Jarred Walton: Component prices aren't meant to rise over time
This has been a strange year for certain segments of the computer hardware scene. Normally, the trend is for everything to get 'better'—faster, smaller, more efficient—while at the same time becoming more affordable. That state-of-the-art PC you bought in 2014 for $3,000 will be slower than this year's mainstream $1,500 system. But for GPUs, SSDs, and RAM, 2017 decided to go a different direction.
Cryptocurrency mining had a major impact on graphics card prices, peaking with cards like the RX 570 and RX 580 selling for more than twice their official launch price. Even now, nine months later, you can't buy an RX 570 4GB for under $200, and it was supposed to be a $169 card. Nvidia weathered the storm a bit better, though GTX 1070 is still nowhere near its all-time low of $350, and with Bitcoin flirting with the $20,000 mark, Ethereum at $800, and Bitcoin Gold at over $4,000, we're still not done.

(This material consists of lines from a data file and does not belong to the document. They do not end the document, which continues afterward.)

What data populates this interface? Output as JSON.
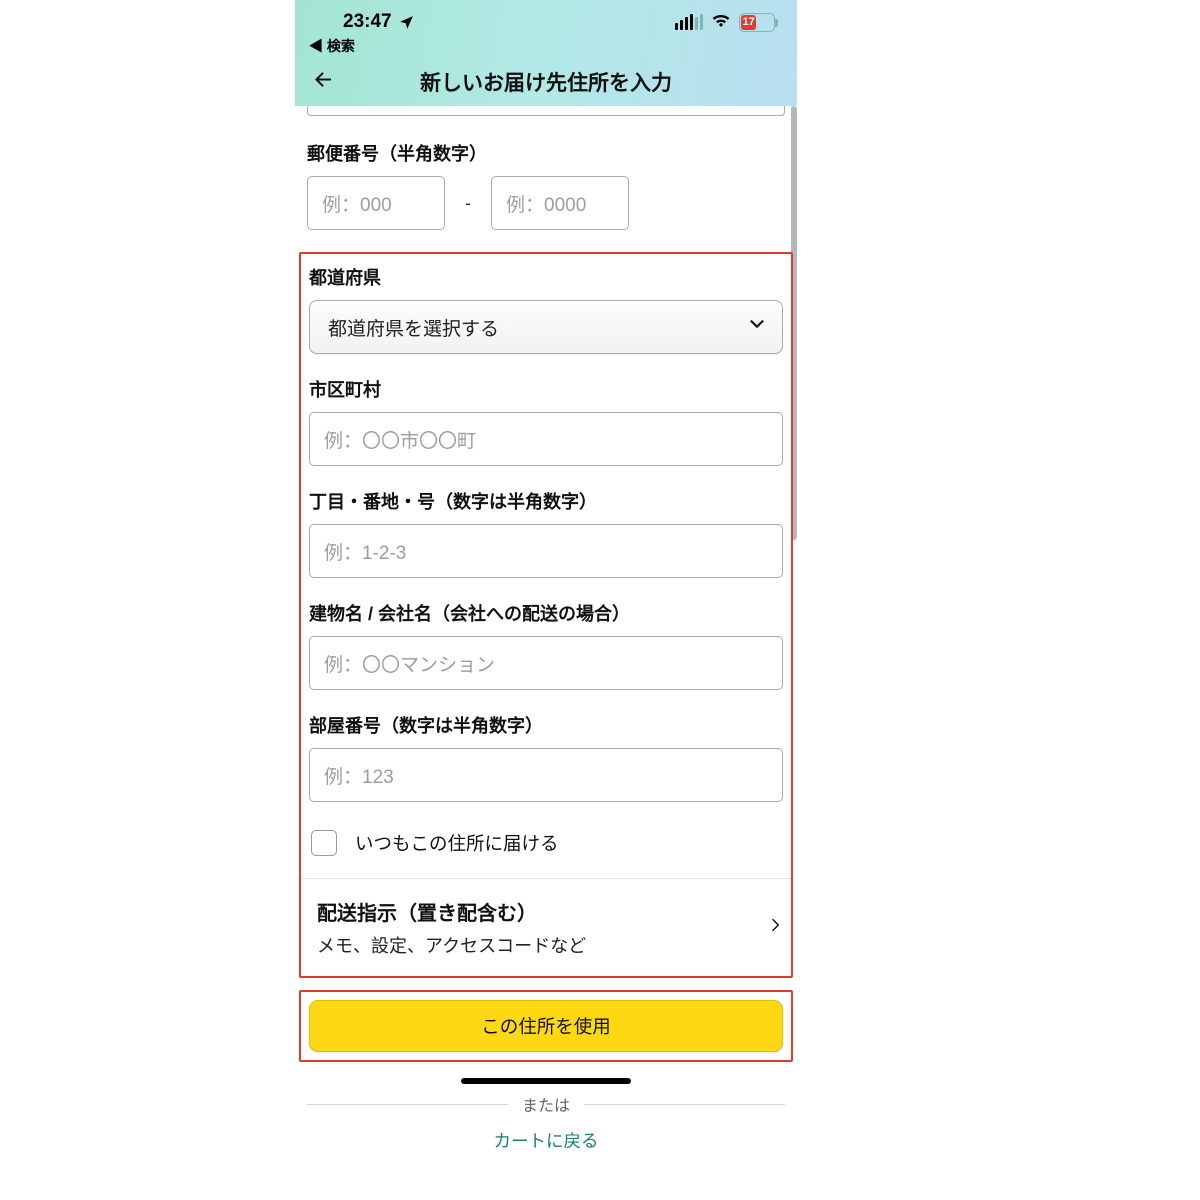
{
  "status": {
    "time": "23:47",
    "back_search": "◀ 検索",
    "battery": "17"
  },
  "header": {
    "title": "新しいお届け先住所を入力"
  },
  "postal": {
    "label": "郵便番号（半角数字）",
    "ph1": "例：000",
    "dash": "-",
    "ph2": "例：0000"
  },
  "pref": {
    "label": "都道府県",
    "select_text": "都道府県を選択する"
  },
  "city": {
    "label": "市区町村",
    "ph": "例：〇〇市〇〇町"
  },
  "street": {
    "label": "丁目・番地・号（数字は半角数字）",
    "ph": "例：1-2-3"
  },
  "building": {
    "label": "建物名 / 会社名（会社への配送の場合）",
    "ph": "例：〇〇マンション"
  },
  "room": {
    "label": "部屋番号（数字は半角数字）",
    "ph": "例：123"
  },
  "default_check": {
    "label": "いつもこの住所に届ける"
  },
  "delivery": {
    "title": "配送指示（置き配含む）",
    "sub": "メモ、設定、アクセスコードなど"
  },
  "actions": {
    "use_address": "この住所を使用",
    "or": "または",
    "back_to_cart": "カートに戻る"
  }
}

DDR4 RAM and SSD prices meanwhile have remained high throughout the year. This is mostly thanks to the increased demand from the smartphone sector, where 64GB NAND is now common on high-end models like the iPhone 8 and Galaxy Note 8, the latter of which packs 6GB RAM. Increased supply is supposed to help reverse the trend in 2018, though you can't help but worry about the prices being kept high next year.
Tim Clark: Destiny 2
The moment I first clapped eyes on Destiny 2 at the reveal event in May, running in 4K at 60+ FPS, could easily have been my high of the year. But as we know, what followed has been something of a shuttle crash. It's not that Destiny 2 is a bad game when viewed in isolation. I completely agreed with Tom's verdict that there was an excellent 60-70 hours of grind to be had, and it's especially fun played with friends, as our awards noted. But Bungie's fundamental blunder—and the more I think about it, the more arrogant it looks—was the idea that the sequel could be tailored almost entirely for the casual audience, and the hardcore players would just suck it up and stick around because, hey, that's what they do. Or perhaps even more cynically, maybe the bean counters felt it didn't matter if nobody sticks around so long as enough of them bought the base game, season pass, and some of the baubles in the microtransaction store.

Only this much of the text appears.